A Word, Please... Wan a bodymorphed a bodyclamborin thru the rye'nar a fannywet a fannyfallin' in the rye

A suckle punch to the grufft. Two minichikins cubbled in a versnickt, one had the cloak of invisibility, the other had eyes of stony stoicism. It wasn’t for me to awaken and cradle, but instead for them to bawl and squeal in their sty until, up from slumber, I would muster an Ouzi for every shouldier, green as the toys that led him to the bleak forest wherein buckets of pain would hydra the sky and rain down upon the Coolies and the Chillies and the Cadres alike. But who gave me the arms to touch the sun? Was it Chris Cringle, a jellovial old shoal pernicious and preconchious against the weaves of dunn light surfing the crests she created? Perhaps, in a melancholy of chestnuts encrusted with panko, awarming up the art of warts in the ‘art of ‘earts with a binaural ear to China and Iran. Iraniacs of straight-jacketed booths, clandestine in the boroughs of Theranos, poking a stylus upward to puncture the heavens until, from Horrorsgard to Asheville, the wroth of the loth was breathed in a fiery swarm that napalmed the #SaveTheChildren campaign into obloviate, whincefrom the stalagmitarions (always looking down on the little guy, just a scurrilous crevice of pall) twenty-seven kraken deep in the Whorled Wide Mannekin Pis—an eddy from which no simple crab could crawl.
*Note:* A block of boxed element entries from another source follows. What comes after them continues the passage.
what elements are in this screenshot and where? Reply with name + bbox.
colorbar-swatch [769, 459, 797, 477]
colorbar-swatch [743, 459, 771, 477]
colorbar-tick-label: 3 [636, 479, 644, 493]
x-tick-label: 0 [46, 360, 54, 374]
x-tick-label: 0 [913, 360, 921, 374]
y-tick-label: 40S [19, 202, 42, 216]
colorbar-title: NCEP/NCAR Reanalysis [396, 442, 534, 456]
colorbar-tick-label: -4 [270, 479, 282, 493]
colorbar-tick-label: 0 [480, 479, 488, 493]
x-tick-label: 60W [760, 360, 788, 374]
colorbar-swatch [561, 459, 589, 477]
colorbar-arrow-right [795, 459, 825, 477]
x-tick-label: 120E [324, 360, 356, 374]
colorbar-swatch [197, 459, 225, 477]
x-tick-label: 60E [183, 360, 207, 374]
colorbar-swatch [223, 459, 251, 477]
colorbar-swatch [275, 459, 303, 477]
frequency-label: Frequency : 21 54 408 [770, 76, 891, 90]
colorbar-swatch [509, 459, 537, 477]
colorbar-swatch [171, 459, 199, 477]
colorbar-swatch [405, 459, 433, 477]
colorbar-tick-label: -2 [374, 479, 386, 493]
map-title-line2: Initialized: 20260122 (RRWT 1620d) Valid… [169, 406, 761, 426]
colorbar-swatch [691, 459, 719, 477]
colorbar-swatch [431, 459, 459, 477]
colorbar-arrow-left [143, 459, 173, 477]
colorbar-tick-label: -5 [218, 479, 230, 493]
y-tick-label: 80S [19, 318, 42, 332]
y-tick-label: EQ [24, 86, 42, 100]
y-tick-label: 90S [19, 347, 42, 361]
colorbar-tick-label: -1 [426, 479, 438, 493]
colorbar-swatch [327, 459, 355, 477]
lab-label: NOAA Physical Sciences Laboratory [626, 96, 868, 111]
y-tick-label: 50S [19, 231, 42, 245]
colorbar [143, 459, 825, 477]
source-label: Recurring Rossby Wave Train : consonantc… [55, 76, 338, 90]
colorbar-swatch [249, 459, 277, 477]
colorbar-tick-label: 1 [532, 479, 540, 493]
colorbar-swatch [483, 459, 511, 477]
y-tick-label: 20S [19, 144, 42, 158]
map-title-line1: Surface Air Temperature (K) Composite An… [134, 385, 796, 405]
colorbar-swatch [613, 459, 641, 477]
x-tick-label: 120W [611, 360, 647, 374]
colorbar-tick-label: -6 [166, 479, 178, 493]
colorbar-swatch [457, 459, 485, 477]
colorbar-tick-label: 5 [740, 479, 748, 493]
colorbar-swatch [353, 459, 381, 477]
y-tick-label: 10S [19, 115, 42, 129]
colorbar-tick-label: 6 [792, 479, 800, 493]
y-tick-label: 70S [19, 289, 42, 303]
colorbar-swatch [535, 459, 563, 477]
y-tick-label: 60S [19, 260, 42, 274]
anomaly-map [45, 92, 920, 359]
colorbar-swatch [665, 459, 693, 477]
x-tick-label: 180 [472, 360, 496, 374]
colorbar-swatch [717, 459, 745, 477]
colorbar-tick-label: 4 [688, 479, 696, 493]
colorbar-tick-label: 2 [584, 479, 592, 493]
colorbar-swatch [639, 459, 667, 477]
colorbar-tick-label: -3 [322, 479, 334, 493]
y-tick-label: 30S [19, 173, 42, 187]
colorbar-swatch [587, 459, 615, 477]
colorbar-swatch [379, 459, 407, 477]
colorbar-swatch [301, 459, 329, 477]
But Buddy McKlackergenough was no ordinary crab, no sir! He was the type that would get bursitis from playing Wii Tennis. Controller in claw, he would deftly negotiate landmines of turtle-bombs, the like he’d seen on the whoretorn beaches of NoManDies, on the Francophile turnabouts, where cigarettes become candy and bonnets become hives of bees exploding out of driftwood. And Calumny. What does she think of all this? Rumpled in her fluff-stained sweatpants and baskrobe loosely tucked about her waywardest, parts of her anatomy still reminiscing over olden days when she turnt a head, and twisted a head and got a head to bow before her as queen of the eve as she was. And undone was all the chastity she’d been asked to meticulously craft an illusion around, as if she ever expected to drop its dowry on a dime, but instead a fortune. To cast lots with the powerful among us, with the towering heads of Gods and Cretins murkily compressed into one all-reaching totem that stretches the eye from the weeniest lepton to the lips of the universe, which, when parted, unveil the final secret to the deafened man-kind – deafened by their lust for lust, and their powerful lust for power, and the powerlustness. All wrapped inside a sausage of flesh, from whom the ideals of society flow. The river of blood flows to the river of rigor. Maybe C’s, a.k.a. Average Joenathon, may only be able to snatch a pebble from her earth and whip it a ways to the ends of a receiver, but that’s good enough for God and Country. For whom all good things were made, in whose image, tall white men were made.

I could go on. And someone once asked me to, and therefore you shall all suffer. If only I could command your presence, and require you to listen. Truth is, were that so, I would probably say very different things in a language you would understand. But understand that I am confined to this lonely little hovel in the universe of the internet, and so, instead, I spout disregardable acts of troof, to be treated as such.